Time series of the globally averaged ensemble spread (dotted line) and the ensemble mean error (solid line) in the prior for CTRL (blue line) and STOC (orange line). a is temperature (in K), b is specific humidity (in g kg\(^{-1}\)), and c is zonal wind (in m s\(^{-1}\)). The x-axis is the analysis time with 6 h assimilation window

5 Discussion and Conclusions

Model uncertainties can be addressed by the stochastic perturbation schemes. Before taking this approach, it is recommended to examine where the underestimated ensembles occurred within the current status, because it helps to determine which stochastic perturbation system is suitable to compensate for the underestimating the ensemble spread. Our current experiment showed underestimation in ensemble spread for temperature and specific humidity in most of the troposphere, especially below 700 hPa. To solve this problem, we implemented the stochastic perturbation hybrid tendencies (SPHT) scheme that perturbs both dynamical and physical tendencies as the prior covariance inflation method. It simultaneously explains uncertainties that come from the computational representations of underlying partial differential equations and the imperfect physical parameterizations. As a result, most underestimated ensemble spread in the troposphere was alleviated.

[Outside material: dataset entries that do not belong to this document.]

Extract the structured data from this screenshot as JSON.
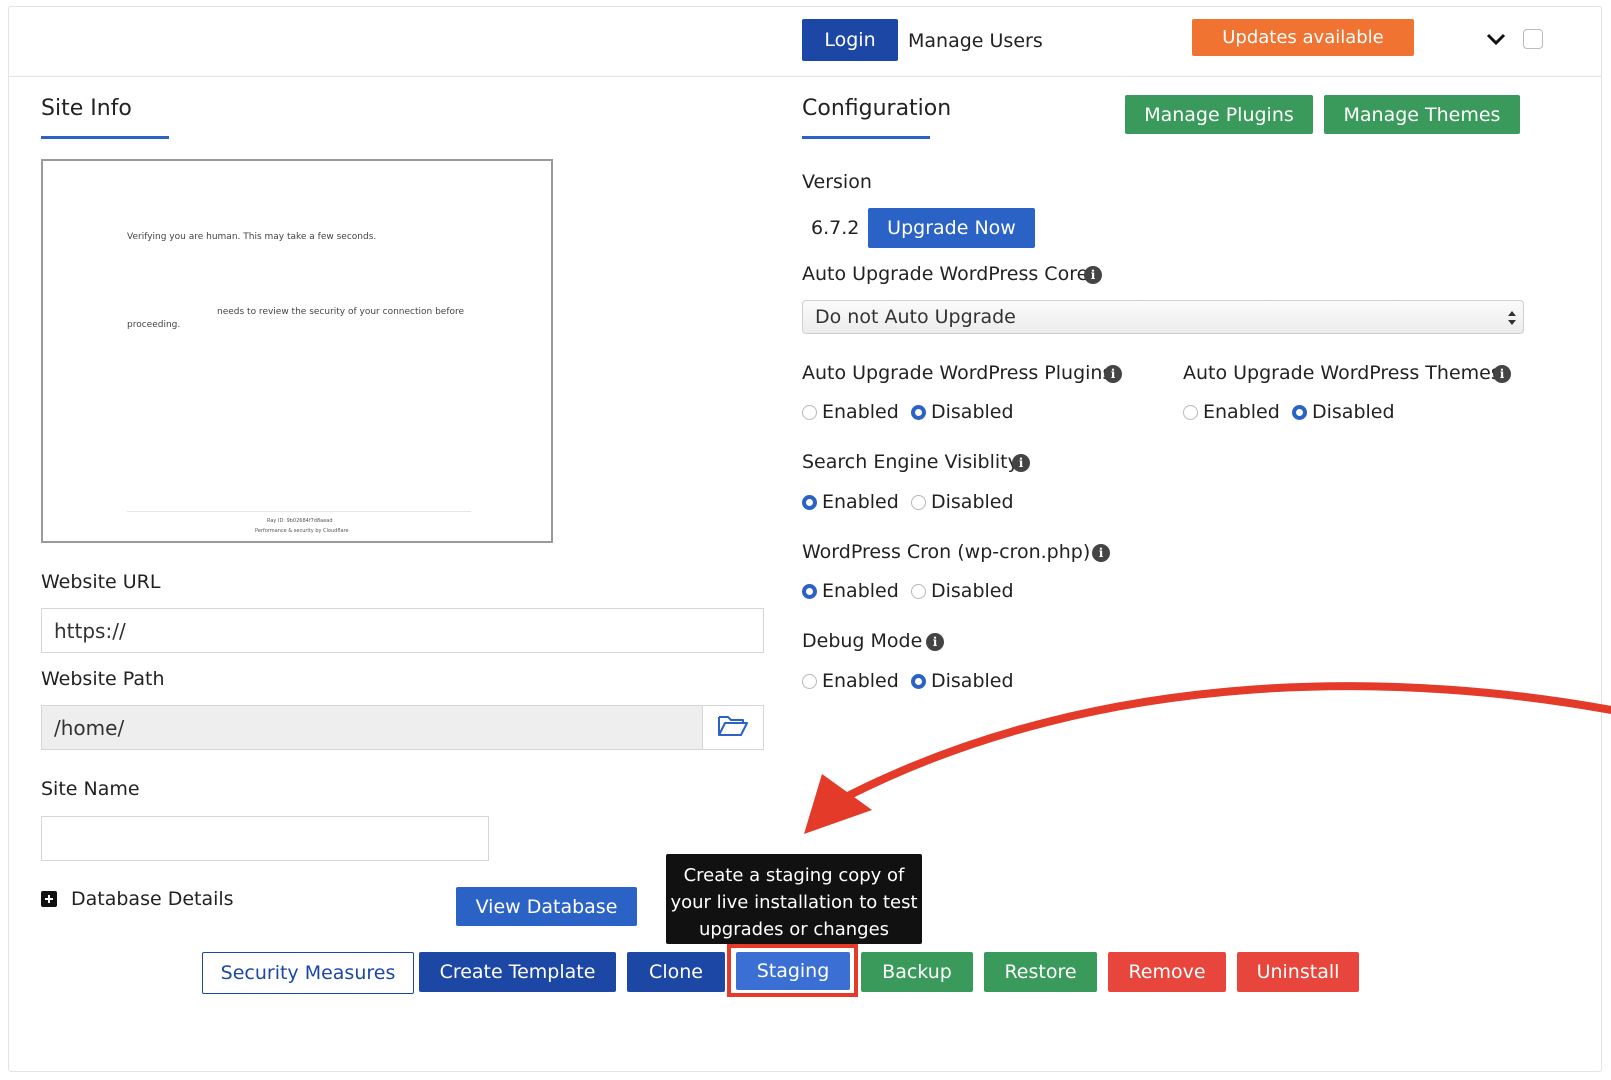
{
  "header": {
    "login_label": "Login",
    "manage_users_label": "Manage Users",
    "updates_label": "Updates available"
  },
  "site_info": {
    "title": "Site Info",
    "preview": {
      "line1": "Verifying you are human. This may take a few seconds.",
      "line2": "needs to review the security of your connection before",
      "line3": "proceeding.",
      "footer1": "Ray ID: 9b02684f7d8aead",
      "footer2": "Performance & security by Cloudflare"
    },
    "website_url_label": "Website URL",
    "website_url_value": "https://",
    "website_path_label": "Website Path",
    "website_path_value": "/home/",
    "site_name_label": "Site Name",
    "site_name_value": "",
    "database_details_label": "Database Details",
    "view_database_label": "View Database"
  },
  "configuration": {
    "title": "Configuration",
    "manage_plugins_label": "Manage Plugins",
    "manage_themes_label": "Manage Themes",
    "version_label": "Version",
    "version_value": "6.7.2",
    "upgrade_now_label": "Upgrade Now",
    "auto_core_label": "Auto Upgrade WordPress Core",
    "auto_core_selected": "Do not Auto Upgrade",
    "auto_plugins_label": "Auto Upgrade WordPress Plugins",
    "auto_themes_label": "Auto Upgrade WordPress Themes",
    "search_engine_label": "Search Engine Visiblity",
    "cron_label": "WordPress Cron (wp-cron.php)",
    "debug_label": "Debug Mode",
    "enabled": "Enabled",
    "disabled": "Disabled",
    "info_glyph": "i",
    "states": {
      "auto_plugins": "Disabled",
      "auto_themes": "Disabled",
      "search_engine": "Enabled",
      "cron": "Enabled",
      "debug": "Disabled"
    }
  },
  "tooltip": {
    "line1": "Create a staging copy of",
    "line2": "your live installation to test",
    "line3": "upgrades or changes"
  },
  "actions": {
    "security": "Security Measures",
    "template": "Create Template",
    "clone": "Clone",
    "staging": "Staging",
    "backup": "Backup",
    "restore": "Restore",
    "remove": "Remove",
    "uninstall": "Uninstall"
  },
  "colors": {
    "blue": "#2a62c6",
    "navy": "#1c47a5",
    "green": "#3a9a5b",
    "red": "#e8463c",
    "orange": "#f07332",
    "annotation": "#e33a2a"
  }
}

However, the near-surface uncertainties over the land are still unresolved due to uncertain interaction between the land and atmosphere. In particular, land surface models (LSMs) contain heterogeneous land cover and soil texture, which is hard to capture in coarser model resolution. Since the parameters and parameterization schemes in LSMs contribute to the model uncertainties (Liu et al. 2023), the parameters or soil variable (e.g., soil temperature or soil moisture) can be perturbed to solve the near-surface uncertainty (MacLeod et al. 2016; Draper 2021). Because the atmosphere and the land surface have different scales and the ensemble dispersion is sensitive to perturbation, the random forcing tuning parameters should be carefully determined to generate adequate perturbations in LSMs (Bouttier et al. 2012; Lupo et al. 2020). Therefore, as a further study, the stochastic perturbation scheme in LSM can be used to improve the model uncertainty for near-surface variables and atmospheric variables below PBL through the heat flux changes.